Esa noche el trio se desveló jugando Resident Evil y otros juegos de zombies, y cuando llegó la hora de dormir, Yuuri y Yuri compartieron una de las habitaciones para huéspedes con Potya…, no sin antes el peliplateado haberle sugerido al moreno que durmieran juntos para tener una 'pijamada de mayores', algo a lo que Yuuri declinó sin pensarlo dos veces para evitar alguna situación incómoda debido a sus hormonas adolescentes, por lo que Makkachin y Vicchan terminaron acompañando a un desanimado Viktor en su habitación para que no molestaran al gato.
A Yuuri normalmente no le gustaba compartir habitación, mucho menos la cama. Incluso cuando tenía que dormir con sus propios primos tenía problemas para conciliar el sueño. No obstante, en ese momento estaba ya tan cansado por el viaje en avión (y sus previos mareos) que ni le importó que Yuri tuviera que dormir en la misma cama que él. Además, el colchón era bastante espacioso y ambos eran de complexión pequeña, así que tenían el suficiente espacio por si querían rodar.
Cuando el moreno estaba a punto de quedarse dormido, el rubio habló.
"Katsudon, ¿qué intenciones tienes con Viktor?" Si Yuuri hubiese estado tomando agua en ese momento, seguro que la habría escupido.
"¡¿Qué, qué?!" Se giró sobre su almohada para ver al menor, aunque la oscuridad y su falta de lentes hicieron que solamente pudiera visionar una cara borrosa.
Yuuri no confiaba mucho en su nivel de inglés, pero aquella preguntaba sonaba como si Yuri creyera que él y Viktor… No. Seguro que algo se estaba perdiendo por culpa de la traducción en su cabeza.
"Viktor siempre está hablando de ti hasta el cansancio, y ahora te atrae a Rusia con él porque parece que no puede estar ni un segundo sin ti." Prosiguió como si aquello fuese la explicación definitiva de su pregunta, sonando más bien pensativo mientras hablaba. "Pero no sé lo que tú opines de él. Es decir. ¿Por qué estás aquí?"

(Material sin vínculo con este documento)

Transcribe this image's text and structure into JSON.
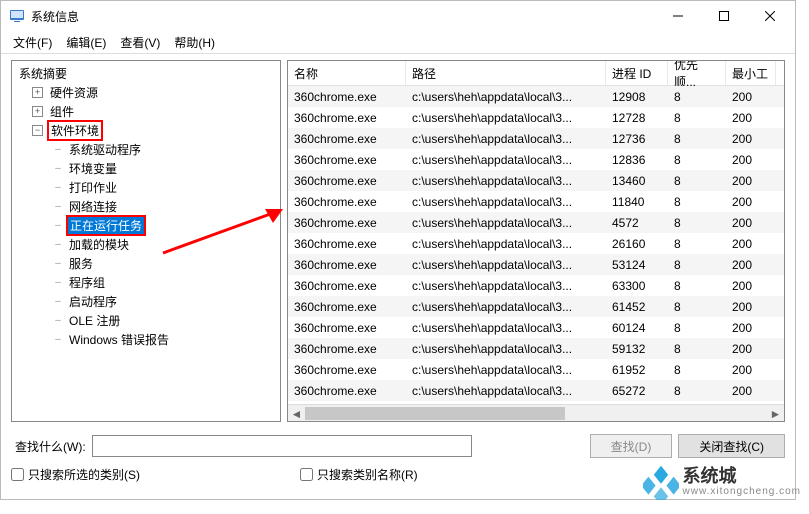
{
  "window": {
    "title": "系统信息"
  },
  "menu": {
    "file": "文件(F)",
    "edit": "编辑(E)",
    "view": "查看(V)",
    "help": "帮助(H)"
  },
  "tree": {
    "root": "系统摘要",
    "hw": "硬件资源",
    "comp": "组件",
    "swenv": "软件环境",
    "subs": {
      "drivers": "系统驱动程序",
      "env": "环境变量",
      "print": "打印作业",
      "net": "网络连接",
      "tasks": "正在运行任务",
      "modules": "加载的模块",
      "services": "服务",
      "groups": "程序组",
      "startup": "启动程序",
      "ole": "OLE 注册",
      "werr": "Windows 错误报告"
    }
  },
  "columns": {
    "name": "名称",
    "path": "路径",
    "pid": "进程 ID",
    "prio": "优先顺...",
    "min": "最小工"
  },
  "rows": [
    {
      "name": "360chrome.exe",
      "path": "c:\\users\\heh\\appdata\\local\\3...",
      "pid": "12908",
      "prio": "8",
      "min": "200"
    },
    {
      "name": "360chrome.exe",
      "path": "c:\\users\\heh\\appdata\\local\\3...",
      "pid": "12728",
      "prio": "8",
      "min": "200"
    },
    {
      "name": "360chrome.exe",
      "path": "c:\\users\\heh\\appdata\\local\\3...",
      "pid": "12736",
      "prio": "8",
      "min": "200"
    },
    {
      "name": "360chrome.exe",
      "path": "c:\\users\\heh\\appdata\\local\\3...",
      "pid": "12836",
      "prio": "8",
      "min": "200"
    },
    {
      "name": "360chrome.exe",
      "path": "c:\\users\\heh\\appdata\\local\\3...",
      "pid": "13460",
      "prio": "8",
      "min": "200"
    },
    {
      "name": "360chrome.exe",
      "path": "c:\\users\\heh\\appdata\\local\\3...",
      "pid": "11840",
      "prio": "8",
      "min": "200"
    },
    {
      "name": "360chrome.exe",
      "path": "c:\\users\\heh\\appdata\\local\\3...",
      "pid": "4572",
      "prio": "8",
      "min": "200"
    },
    {
      "name": "360chrome.exe",
      "path": "c:\\users\\heh\\appdata\\local\\3...",
      "pid": "26160",
      "prio": "8",
      "min": "200"
    },
    {
      "name": "360chrome.exe",
      "path": "c:\\users\\heh\\appdata\\local\\3...",
      "pid": "53124",
      "prio": "8",
      "min": "200"
    },
    {
      "name": "360chrome.exe",
      "path": "c:\\users\\heh\\appdata\\local\\3...",
      "pid": "63300",
      "prio": "8",
      "min": "200"
    },
    {
      "name": "360chrome.exe",
      "path": "c:\\users\\heh\\appdata\\local\\3...",
      "pid": "61452",
      "prio": "8",
      "min": "200"
    },
    {
      "name": "360chrome.exe",
      "path": "c:\\users\\heh\\appdata\\local\\3...",
      "pid": "60124",
      "prio": "8",
      "min": "200"
    },
    {
      "name": "360chrome.exe",
      "path": "c:\\users\\heh\\appdata\\local\\3...",
      "pid": "59132",
      "prio": "8",
      "min": "200"
    },
    {
      "name": "360chrome.exe",
      "path": "c:\\users\\heh\\appdata\\local\\3...",
      "pid": "61952",
      "prio": "8",
      "min": "200"
    },
    {
      "name": "360chrome.exe",
      "path": "c:\\users\\heh\\appdata\\local\\3...",
      "pid": "65272",
      "prio": "8",
      "min": "200"
    }
  ],
  "footer": {
    "search_label": "查找什么(W):",
    "find_btn": "查找(D)",
    "close_find_btn": "关闭查找(C)",
    "only_selected": "只搜索所选的类别(S)",
    "only_catname": "只搜索类别名称(R)"
  },
  "watermark": {
    "name": "系统城",
    "url": "www.xitongcheng.com"
  }
}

Yuuri pudo distinguir los ojos verdes mirándolo con expectativa. Y por un momento temió a que Yuri lo estuviese acusando de algo. ¿Es que el rubio creía que solamente estaba con Viktor por su dinero? Lo menos que quería es que alguno de sus primos lo odiara por alguna clase de malentendido, así que hizo su mejor esfuerzo por explicarse mientras intentaba no entrar en pánico.

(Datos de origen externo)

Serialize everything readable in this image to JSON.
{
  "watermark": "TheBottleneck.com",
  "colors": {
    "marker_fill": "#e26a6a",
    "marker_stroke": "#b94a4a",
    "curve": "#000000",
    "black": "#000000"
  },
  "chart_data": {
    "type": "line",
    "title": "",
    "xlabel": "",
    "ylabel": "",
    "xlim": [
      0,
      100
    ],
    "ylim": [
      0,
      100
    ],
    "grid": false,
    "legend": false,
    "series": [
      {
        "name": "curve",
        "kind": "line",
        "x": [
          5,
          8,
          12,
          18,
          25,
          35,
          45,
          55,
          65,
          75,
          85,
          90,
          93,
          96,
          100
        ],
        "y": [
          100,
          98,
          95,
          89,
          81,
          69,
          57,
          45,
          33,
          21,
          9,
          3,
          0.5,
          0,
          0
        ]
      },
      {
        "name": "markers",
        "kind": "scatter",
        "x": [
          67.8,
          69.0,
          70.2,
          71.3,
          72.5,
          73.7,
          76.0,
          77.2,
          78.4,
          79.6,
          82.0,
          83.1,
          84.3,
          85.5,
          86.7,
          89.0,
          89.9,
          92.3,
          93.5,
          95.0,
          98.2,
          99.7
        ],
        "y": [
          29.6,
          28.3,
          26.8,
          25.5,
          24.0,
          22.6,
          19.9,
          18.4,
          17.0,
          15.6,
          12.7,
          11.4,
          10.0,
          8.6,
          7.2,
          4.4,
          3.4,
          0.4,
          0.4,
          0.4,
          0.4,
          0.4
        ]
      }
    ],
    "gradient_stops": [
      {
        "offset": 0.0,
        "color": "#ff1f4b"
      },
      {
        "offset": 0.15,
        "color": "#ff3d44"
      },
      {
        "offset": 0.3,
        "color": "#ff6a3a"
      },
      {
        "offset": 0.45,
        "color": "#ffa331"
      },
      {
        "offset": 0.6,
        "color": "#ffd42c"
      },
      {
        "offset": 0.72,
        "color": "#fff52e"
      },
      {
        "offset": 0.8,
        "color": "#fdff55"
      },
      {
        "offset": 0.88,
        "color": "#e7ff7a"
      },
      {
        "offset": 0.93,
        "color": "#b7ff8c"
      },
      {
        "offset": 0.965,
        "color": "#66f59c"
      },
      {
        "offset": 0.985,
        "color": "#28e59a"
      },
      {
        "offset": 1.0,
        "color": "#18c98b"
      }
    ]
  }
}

"¡Yo-yo creo que Viktor es genial! Si-siempre lo he admirado mucho… Él es quien me enseñó a patinar y a tener un poco de más confianza en mí mismo, y ha sido un muy buen amigo para mí todos estos años. Él es…" De manera quizás inconsciente, Yuuri dio un suspiro de resignación. "… Él es como un hermano mayor para mí…" Y tras decir aquello, Yuri se rió con sorna.
"Claro. Hermanos." Se dio la vuelta en la cama, dándole la espalda. "Supongo que eso nos hace primos, a ti y a mí." Murmuró y no dijo nada más, mientras que Yuuri abría sus cansados ojos con sorpresa.
¿Acaso el pequeño Yuri… le estaba dando la bienvenida a su familia?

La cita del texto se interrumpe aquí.